Mums in your situation often imagine they can protect their child, that it doesn't matter so much if they get hurt because the child will be safe. It's an illusion. That little boy was never safe. The father didn't need to put his hands round his neck to destroy his life.

Thedarknightsaredrawingin · 30/12/2020 13:28

Be brave, protect yourself and you baby by calling the police.
Financially you will survive, benefits are there really help. If this continues you will not survive, he could kill you.

CodenameVillanelle · 30/12/2020 13:32

@Sadmom1013

It’s the fact he got marks from me struggling he can use that against and i have my baby taken away .I would never put hands on anyone unless it’s to completely and only defend myself
Social worker here If you report him to the police and give a full account of what happened then the marks on him are extremely unlikely to be viewed as you assaulting him. Social services won't remove your baby BUT if you don't report this and get away from him they WILL get involved at some point. Your history of being in care will be considered a risk factor in your parenting and if he assaults you again (which he will) and you don't take action to get your baby away that will also be considered a risk factor. You need to protect yourself and your baby. You can flee to a refuge and they will help to rehouse you. Or you can apply to your local housing department for emergency housing on the basis of fleeing DV. What you must not do is ignore this and hope it will go away. It won't.
Thatwentbadly · 30/12/2020 13:32

@Sadmom1013

I’m scared to go the police I don’t want to lose my child or put him in a difficult situation
I’m going to be really blunt here. If you don’t leave this man then there is a good chance your baby may grow up without you because either because he has been removed from SS because you have failed to protect him from abuse by bringing him up in a home with domestic violence or you will be dead - choking is the biggest sign that your partner will go on to kill you.
ohtheholidays · 30/12/2020 13:34

I should have said I didn't just witness this from the outside I was abused in the worst way possible by my ex husband and the best thing I did for my 2DS's and myself was to leave!

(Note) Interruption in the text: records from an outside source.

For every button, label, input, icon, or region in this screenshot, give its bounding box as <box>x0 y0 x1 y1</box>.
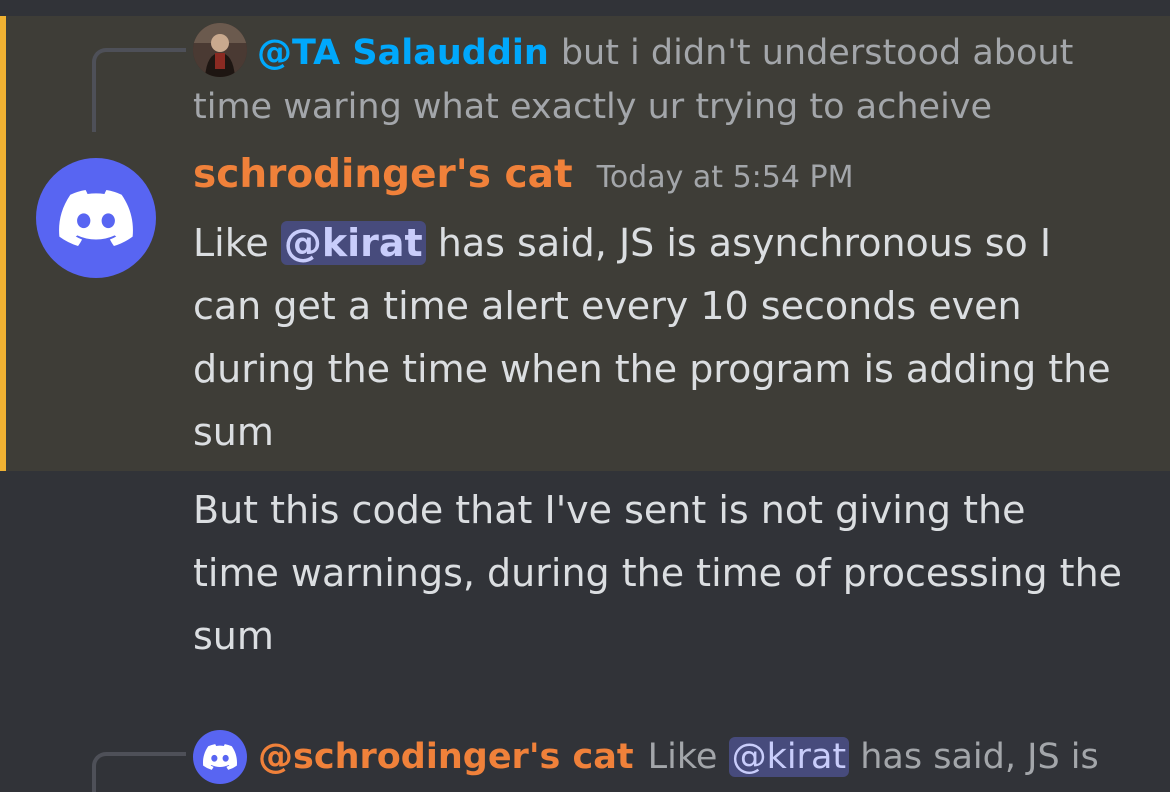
reply-connector-line <box>92 48 186 132</box>
message-content: Like @kirat has said, JS is asynchronous… <box>193 212 1123 464</box>
next-reply-author-name[interactable]: @schrodinger's cat <box>258 737 634 777</box>
discord-logo-icon <box>59 190 133 246</box>
next-reply-mention[interactable]: @kirat <box>728 737 850 777</box>
reply-author-name[interactable]: @TA Salauddin <box>257 33 549 73</box>
discord-logo-icon <box>203 744 237 770</box>
message-author-avatar[interactable] <box>36 158 156 278</box>
next-reply-text-after: has said, JS is <box>849 737 1099 777</box>
reply-connector-line-next <box>92 752 186 792</box>
reply-preview[interactable]: @TA Salauddin but i didn't understood abo… <box>193 26 1133 134</box>
mention-highlight-bar <box>0 16 6 471</box>
next-reply-text-before: Like <box>647 737 729 777</box>
followup-message-content: But this code that I've sent is not givi… <box>193 488 1123 658</box>
message-text-before-mention: Like <box>193 221 281 265</box>
message-author-name[interactable]: schrodinger's cat <box>193 152 573 197</box>
next-reply-preview[interactable]: @schrodinger's cat Like @kirat has said, … <box>258 730 1099 784</box>
user-mention[interactable]: @kirat <box>280 221 426 265</box>
message-timestamp[interactable]: Today at 5:54 PM <box>597 160 854 195</box>
next-reply-author-avatar[interactable] <box>193 730 247 784</box>
message-header: schrodinger's cat Today at 5:54 PM <box>193 152 853 197</box>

Life moves on,I've remarried and I've been with my now lovely DH for nearly 15 years and he is Dad to all of our lovely DC,he is Dad to our oldest DS's they have nothing to do with they're Father my ex husband,even though they were only 2 and 4 when I got us away from him they knew, children even tiny children take in far more than we ever realise.

SallyCinnamon3009 · 30/12/2020 13:34

@Sadmom1013

I’m scared to go the police I don’t want to lose my child or put him in a difficult situation
As PP have said you're more at risk of loosing him if you stay in a dangerous situation. Saddly this won't stop and will probably only get worse. Do you have any friends you can stay with? Xx
Sexnotgender · 30/12/2020 13:37

NOBODY will judge you for being the victim of domestic abuse. NOBODY will judge you for leaving an abusive partner.

My love you deserve so much more than this. None of it is your fault. Please get out with your baby.

Whoopsmahoot · 30/12/2020 13:51

Leave. Now. He will not change no matter how hard you try. Put your child first. This is not love in any way. No one will judge you. Please leave.He WILL do it again.